In vivo study showed that bath treatment with different concentration of Azadirachtin resulted in a significant reduction in the Argulus burden of goldfish. The observed reduction of parasites in the test groups could be attributed to the effects of the Azadirachtin because a similar reduction in parasite burden was not observed in the control groups. In vivo test showed that 1, 5, 10, 15 and 20 mg L−1 test solutions of Azadirachtin have antiparasitic efficacy of 34%, 56%, 67%, 78% and 100%, respectively, in 48 h, and 46.5%, 71.4%, 78%, 100% and 100% in 72 h, respectively (Table 1). These findings ensure the safety of the host organism, and as the median EC50 was nearly four times less than the toxic dose, this indicates that it has no risk for the host. In vivo application of two isolated compounds arctigenin and arctiin against gill parasites had shown to be effective at 0.62 and 3.55 mg L−1 after 48 h with 50% and 100% efficacy at 10.0 mg L−1 (Wang et al. 2009). Similarly, in vivo evaluation of extracts of Radix, Fructus, Caulis, Semen aesculi and Semen pharbitidis in different solvents shows 100% efficacy against Dactylogyrus (Liu et al. 2010). The results of the in vitro experiments leading to the mortality of Argulus have shown a faster effect compare to in vivo. The difference of in vitro and in vivo application is nothing but temporal difference and could be explained by the fact that Argulus are vulnerable to treatment in vitro because they are detached from the host, whereas under in vivo conditions, Argulus may be protected within the scales and fins of the host. The lack of correlation between in vivo and in vitro tests observed in this study is applicable to all areas of drug research (Kirby 1996). The in vitro assay may be excellent in measuring the intrinsic activity of a substance but cannot possibly emulate complex in vivo situations (Kirby 1996).

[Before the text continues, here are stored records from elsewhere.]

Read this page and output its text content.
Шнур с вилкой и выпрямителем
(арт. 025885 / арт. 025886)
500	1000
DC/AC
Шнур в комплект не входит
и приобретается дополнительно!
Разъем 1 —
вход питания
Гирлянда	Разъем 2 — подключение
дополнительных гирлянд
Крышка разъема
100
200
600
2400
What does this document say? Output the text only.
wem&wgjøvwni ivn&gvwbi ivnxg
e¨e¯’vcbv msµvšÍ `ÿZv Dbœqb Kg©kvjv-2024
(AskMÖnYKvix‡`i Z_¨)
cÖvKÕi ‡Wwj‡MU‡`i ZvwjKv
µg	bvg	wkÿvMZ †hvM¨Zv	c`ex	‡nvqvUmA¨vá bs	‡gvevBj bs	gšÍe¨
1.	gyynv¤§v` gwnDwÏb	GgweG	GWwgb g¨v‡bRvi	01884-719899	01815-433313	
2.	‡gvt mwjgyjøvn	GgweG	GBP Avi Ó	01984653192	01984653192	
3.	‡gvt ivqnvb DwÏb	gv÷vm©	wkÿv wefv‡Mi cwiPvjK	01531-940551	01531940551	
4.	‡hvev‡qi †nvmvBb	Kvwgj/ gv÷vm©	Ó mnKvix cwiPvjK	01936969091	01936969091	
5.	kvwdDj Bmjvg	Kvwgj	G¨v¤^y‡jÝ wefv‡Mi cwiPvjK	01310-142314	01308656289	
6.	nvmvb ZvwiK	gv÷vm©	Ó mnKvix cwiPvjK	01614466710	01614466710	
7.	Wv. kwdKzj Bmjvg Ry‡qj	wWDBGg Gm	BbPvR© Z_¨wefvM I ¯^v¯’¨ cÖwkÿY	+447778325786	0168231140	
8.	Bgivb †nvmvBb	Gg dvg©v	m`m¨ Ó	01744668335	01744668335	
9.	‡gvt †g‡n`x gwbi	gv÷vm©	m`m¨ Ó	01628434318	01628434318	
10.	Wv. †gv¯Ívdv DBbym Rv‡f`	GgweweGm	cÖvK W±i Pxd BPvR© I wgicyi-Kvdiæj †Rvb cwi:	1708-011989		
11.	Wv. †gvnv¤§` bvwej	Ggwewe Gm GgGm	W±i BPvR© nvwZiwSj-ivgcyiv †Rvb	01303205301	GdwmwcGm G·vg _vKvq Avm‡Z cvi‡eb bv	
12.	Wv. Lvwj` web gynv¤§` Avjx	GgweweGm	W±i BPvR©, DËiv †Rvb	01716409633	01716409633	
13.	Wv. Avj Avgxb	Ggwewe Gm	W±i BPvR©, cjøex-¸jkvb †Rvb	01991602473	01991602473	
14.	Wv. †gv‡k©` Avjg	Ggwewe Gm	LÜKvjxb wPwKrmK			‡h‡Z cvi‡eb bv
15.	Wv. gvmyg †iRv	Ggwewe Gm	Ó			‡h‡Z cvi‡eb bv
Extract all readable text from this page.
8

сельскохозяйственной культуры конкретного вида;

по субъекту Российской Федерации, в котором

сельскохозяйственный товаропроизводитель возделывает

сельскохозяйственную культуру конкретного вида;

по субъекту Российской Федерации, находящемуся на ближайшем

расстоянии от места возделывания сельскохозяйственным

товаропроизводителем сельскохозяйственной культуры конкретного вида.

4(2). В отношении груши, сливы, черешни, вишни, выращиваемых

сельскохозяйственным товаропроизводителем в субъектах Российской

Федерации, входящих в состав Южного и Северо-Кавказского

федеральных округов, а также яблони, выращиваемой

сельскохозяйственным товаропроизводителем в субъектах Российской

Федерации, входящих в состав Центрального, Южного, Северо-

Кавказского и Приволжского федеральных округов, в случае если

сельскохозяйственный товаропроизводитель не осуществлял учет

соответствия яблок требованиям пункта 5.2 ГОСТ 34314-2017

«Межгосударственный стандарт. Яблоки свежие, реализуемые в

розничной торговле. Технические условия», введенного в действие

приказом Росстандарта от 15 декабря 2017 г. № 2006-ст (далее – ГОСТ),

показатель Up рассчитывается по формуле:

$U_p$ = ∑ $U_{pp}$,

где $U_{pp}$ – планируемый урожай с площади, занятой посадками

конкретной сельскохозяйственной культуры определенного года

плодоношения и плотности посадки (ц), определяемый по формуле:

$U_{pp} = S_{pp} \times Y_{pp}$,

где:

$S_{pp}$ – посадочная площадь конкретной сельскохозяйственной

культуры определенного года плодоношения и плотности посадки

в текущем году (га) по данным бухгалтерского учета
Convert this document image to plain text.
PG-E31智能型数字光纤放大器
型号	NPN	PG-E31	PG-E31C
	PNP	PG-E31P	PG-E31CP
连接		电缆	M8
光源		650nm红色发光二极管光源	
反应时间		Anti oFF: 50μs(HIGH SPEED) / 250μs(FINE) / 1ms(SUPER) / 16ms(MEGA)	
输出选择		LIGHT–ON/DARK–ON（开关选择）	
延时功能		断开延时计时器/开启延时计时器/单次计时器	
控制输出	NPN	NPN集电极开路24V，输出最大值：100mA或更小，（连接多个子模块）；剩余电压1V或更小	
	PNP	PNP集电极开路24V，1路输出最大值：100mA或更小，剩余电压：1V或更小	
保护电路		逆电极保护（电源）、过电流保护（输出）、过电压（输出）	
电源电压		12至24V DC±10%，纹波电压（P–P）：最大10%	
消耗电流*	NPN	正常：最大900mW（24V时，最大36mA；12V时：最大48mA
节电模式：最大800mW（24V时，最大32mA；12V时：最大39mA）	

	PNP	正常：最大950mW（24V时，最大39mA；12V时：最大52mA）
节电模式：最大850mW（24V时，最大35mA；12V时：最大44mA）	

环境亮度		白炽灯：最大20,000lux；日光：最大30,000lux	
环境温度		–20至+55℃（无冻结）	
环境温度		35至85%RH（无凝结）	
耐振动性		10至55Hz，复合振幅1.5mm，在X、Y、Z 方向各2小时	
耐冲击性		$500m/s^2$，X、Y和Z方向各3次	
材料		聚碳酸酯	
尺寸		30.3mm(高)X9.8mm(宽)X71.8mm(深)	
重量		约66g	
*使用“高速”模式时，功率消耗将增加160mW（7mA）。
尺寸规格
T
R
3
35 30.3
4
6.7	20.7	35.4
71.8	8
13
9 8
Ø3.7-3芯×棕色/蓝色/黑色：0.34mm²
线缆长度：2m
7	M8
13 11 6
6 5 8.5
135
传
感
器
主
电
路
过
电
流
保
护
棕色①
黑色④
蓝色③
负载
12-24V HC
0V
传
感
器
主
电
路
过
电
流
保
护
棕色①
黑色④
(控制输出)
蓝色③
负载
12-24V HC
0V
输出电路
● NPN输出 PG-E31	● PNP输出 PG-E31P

Table 1 (In vivo study) estimation of antiparasitic efficacy (in percent) of Azadirachtin solution (bath treatment) against Argulus

Azadirachtin (C35H44O16) is a triterpenoid of the class of limonoids, obtained from neem (A. indica) belonging to family Meliaceae (Schmutterer 2002). It is chemically interesting because of its complex structure and the challenge its synthesis provided, biologically interesting because it is a feeding deterrent for some insects and a growth disruptant for most insects, and many other arthropods and species in related phyla (Chavan and Nikam 1982). It is, moreover, remarkably non-toxic to vertebrates. Ruscoe (1971) suggested the effect of Azadirachtin on normal development might be an interference with ecdysteroid function because of similarity of structure. Antiparasitic effects of Azadirachtin can be explained as its effect on moulting and juvenile hormones. The effects found are very important for defining the overt effects seen in the whole animal on inhibition of growth, moulting defects and sterility (Schlüter 1987); however, their effects are probably secondary ones caused by the main mode or modes of action on dividing cells and microtubule formation in cells (Mitchell et al. 1997). Blocking of cell proliferation and RNA synthesis was also noted after Azadirachtin treatment in a protozoa Tetrahymena thermophilae (Mordue and Blackwell 2004). Recent work indicated that the action of Azadirachtin, at the cellular level in actively dividing cells, was to block microtubule formation. However, the detailed mechanism of action regarding the antiparasitic activity in aquatic system of Azadirachtin should be further addressed.

The present study provides a significant basis for use of the Azadirachtin solution at a concentration of 15 ppm for treatment of Argulus on C. auratus. However, further studies are required for field evaluation in the practical system, and the mechanism of the anti-ectoparasitic (Argulus spp.) activity remains to be performed.